Last week, California businesses won another victory in the continuing debate over whether the Proposition 65 warning requirement applies to acrylamide in food and beverage products.
In a March 17 ruling, the Ninth Circuit U.S. Court of Appeals rejected an appeal from the Council for Education and Research on Toxics (CERT) and affirmed last year’s preliminary injunction barring the California Attorney General and anyone else from filing new lawsuits against businesses to enforce the Proposition 65 warning requirement for the presence of acrylamide in food and beverage products.
The California Office of Environmental Health Hazard Assessment (OEHHA) added acrylamide to the Proposition 65 list of carcinogens in 1990, but acrylamide was not detected in foods until 2002.

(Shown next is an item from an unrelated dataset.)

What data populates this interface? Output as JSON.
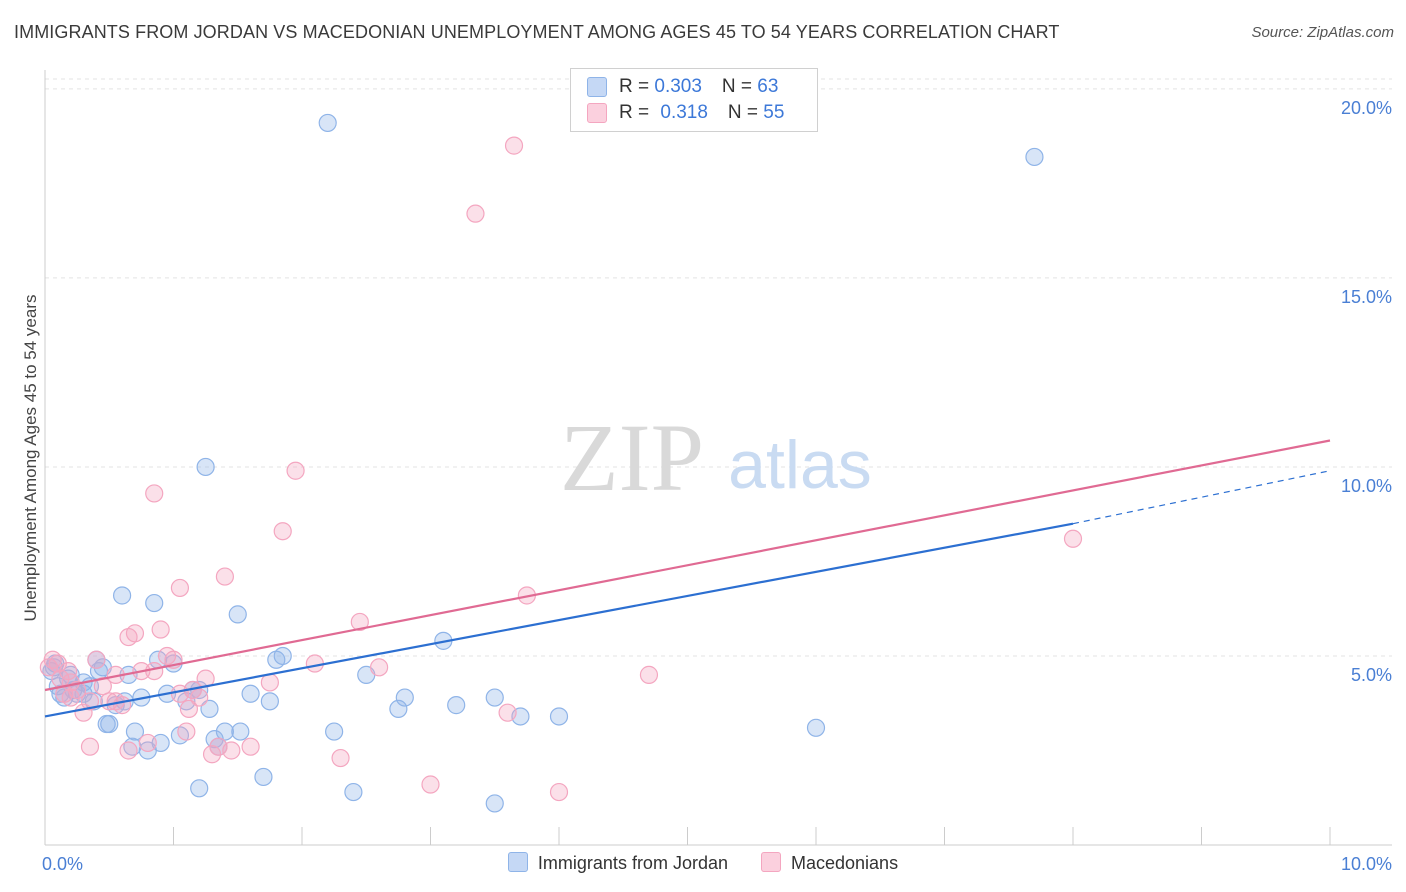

Acrylamide is not intentionally added to food products but instead is formed naturally as a result of cooking or heating certain foods, such as coffee, roasted nuts, and breads, to name a few.

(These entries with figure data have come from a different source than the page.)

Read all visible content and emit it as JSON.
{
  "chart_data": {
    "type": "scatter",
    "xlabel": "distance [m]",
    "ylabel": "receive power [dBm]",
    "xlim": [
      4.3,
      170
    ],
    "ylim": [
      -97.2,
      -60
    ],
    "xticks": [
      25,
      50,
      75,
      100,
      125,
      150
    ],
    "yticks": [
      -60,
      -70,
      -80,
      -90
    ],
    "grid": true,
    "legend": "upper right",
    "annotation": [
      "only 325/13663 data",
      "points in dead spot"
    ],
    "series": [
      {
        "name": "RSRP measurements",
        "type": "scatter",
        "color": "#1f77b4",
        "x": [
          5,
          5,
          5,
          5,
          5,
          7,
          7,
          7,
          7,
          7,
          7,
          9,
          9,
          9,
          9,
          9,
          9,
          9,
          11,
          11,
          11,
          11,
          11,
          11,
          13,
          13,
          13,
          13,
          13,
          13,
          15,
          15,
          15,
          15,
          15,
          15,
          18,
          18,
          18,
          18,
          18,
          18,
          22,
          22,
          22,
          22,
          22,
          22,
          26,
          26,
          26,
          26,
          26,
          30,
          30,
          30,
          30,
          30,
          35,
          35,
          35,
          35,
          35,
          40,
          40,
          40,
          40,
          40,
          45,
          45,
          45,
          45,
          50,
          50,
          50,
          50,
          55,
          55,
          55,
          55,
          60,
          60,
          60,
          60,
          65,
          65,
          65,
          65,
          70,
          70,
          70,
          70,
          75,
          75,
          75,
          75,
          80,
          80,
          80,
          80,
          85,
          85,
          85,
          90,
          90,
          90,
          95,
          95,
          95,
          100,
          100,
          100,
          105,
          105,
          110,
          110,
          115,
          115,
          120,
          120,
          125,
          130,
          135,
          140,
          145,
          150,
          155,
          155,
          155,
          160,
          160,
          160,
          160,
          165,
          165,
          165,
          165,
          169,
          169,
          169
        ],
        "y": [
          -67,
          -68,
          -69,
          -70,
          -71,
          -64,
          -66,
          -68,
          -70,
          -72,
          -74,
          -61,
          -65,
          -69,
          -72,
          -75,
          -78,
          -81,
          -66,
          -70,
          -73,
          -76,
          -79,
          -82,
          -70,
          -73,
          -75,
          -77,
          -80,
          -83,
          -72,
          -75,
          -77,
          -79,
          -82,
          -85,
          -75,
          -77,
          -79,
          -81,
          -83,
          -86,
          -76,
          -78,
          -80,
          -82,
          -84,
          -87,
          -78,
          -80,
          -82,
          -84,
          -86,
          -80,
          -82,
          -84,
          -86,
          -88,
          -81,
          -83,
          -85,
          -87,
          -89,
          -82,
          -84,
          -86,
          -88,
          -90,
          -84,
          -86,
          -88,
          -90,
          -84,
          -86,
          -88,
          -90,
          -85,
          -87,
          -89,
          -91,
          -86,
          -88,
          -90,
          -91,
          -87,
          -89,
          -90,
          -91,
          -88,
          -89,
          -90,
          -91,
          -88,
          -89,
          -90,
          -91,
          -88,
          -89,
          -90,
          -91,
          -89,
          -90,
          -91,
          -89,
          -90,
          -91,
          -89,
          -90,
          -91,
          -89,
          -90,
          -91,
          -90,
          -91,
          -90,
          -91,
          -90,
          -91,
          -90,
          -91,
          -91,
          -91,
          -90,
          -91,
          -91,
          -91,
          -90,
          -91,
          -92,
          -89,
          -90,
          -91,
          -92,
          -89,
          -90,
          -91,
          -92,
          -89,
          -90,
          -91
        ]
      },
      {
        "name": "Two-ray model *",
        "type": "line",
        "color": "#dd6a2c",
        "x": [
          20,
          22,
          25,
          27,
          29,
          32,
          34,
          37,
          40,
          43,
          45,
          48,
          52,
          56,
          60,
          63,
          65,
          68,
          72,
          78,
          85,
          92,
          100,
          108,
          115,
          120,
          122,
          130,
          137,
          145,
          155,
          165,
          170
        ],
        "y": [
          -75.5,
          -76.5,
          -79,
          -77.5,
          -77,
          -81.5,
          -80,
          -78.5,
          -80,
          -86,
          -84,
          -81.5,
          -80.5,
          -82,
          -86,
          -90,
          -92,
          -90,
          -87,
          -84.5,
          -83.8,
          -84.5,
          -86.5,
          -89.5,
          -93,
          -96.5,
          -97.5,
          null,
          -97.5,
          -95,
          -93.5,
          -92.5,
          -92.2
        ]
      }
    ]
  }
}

The pervasive nature of acrylamide in everyday food and beverage products has made it an obvious target for Proposition 65 private enforcers, who have already collected millions of dollars in attorney fees and costs against businesses.
In October 2019, CalChamber filed its First Amendment lawsuit against the California Attorney General in federal district court, challenging as unconstitutional the Proposition 65 warning requirement for cancer as applied to acrylamide in food and beverage products.
The CalChamber filed an amended complaint on March 16, 2020 seeking a preliminary injunction prohibiting the Attorney General and private enforcers of Proposition 65 from filing or prosecuting new lawsuits to enforce the warning requirement for cancer as applied to acrylamide in food and beverage products.
The CalChamber argued that under the U.S. Supreme Court decision in Zauderer v. Office of Disciplinary Counsel, 471 U.S. 626 (1985), the State cannot compel commercial entities to disclose information about their products that is not “purely factual and uncontroversial.”
CalChamber’s epidemiologist and a toxicologist, as well as a key state scientist, provided expert testimony showing California does not know that acrylamide causes cancer in humans.
Appeals Court Ruling
A panel of Ninth Circuit judges upheld Chief U.S. District Judge Kimberly J. Mueller’s decision that the state had not carried its burden of showing that Proposition 65 warnings for acrylamide in food are purely factual and uncontroversial. The Ninth Circuit ruling pointed to robust disagreement by reputable scientific sources over whether acrylamide in food causes cancer in humans.
The Ninth Circuit ruling also upheld the district court’s conclusion that a Proposition 65 warning for acrylamide is misleading. The state of California, the ruling stated, does not know if acrylamide causes cancer in humans.
According to the Ninth Circuit, the record supported the district court’s finding that the Proposition 65 enforcement regime created a heavy litigation burden on manufacturers that use alternative warnings rather than the approved safe harbor warning in California’s health and safety regulations.
With the March 17 Ninth Circuit decision, future Proposition 65 litigation pertaining to acrylamide in food and beverage products will be blocked until the court issues a final ruling. The case also may have major implications for other Proposition 65 listed chemicals.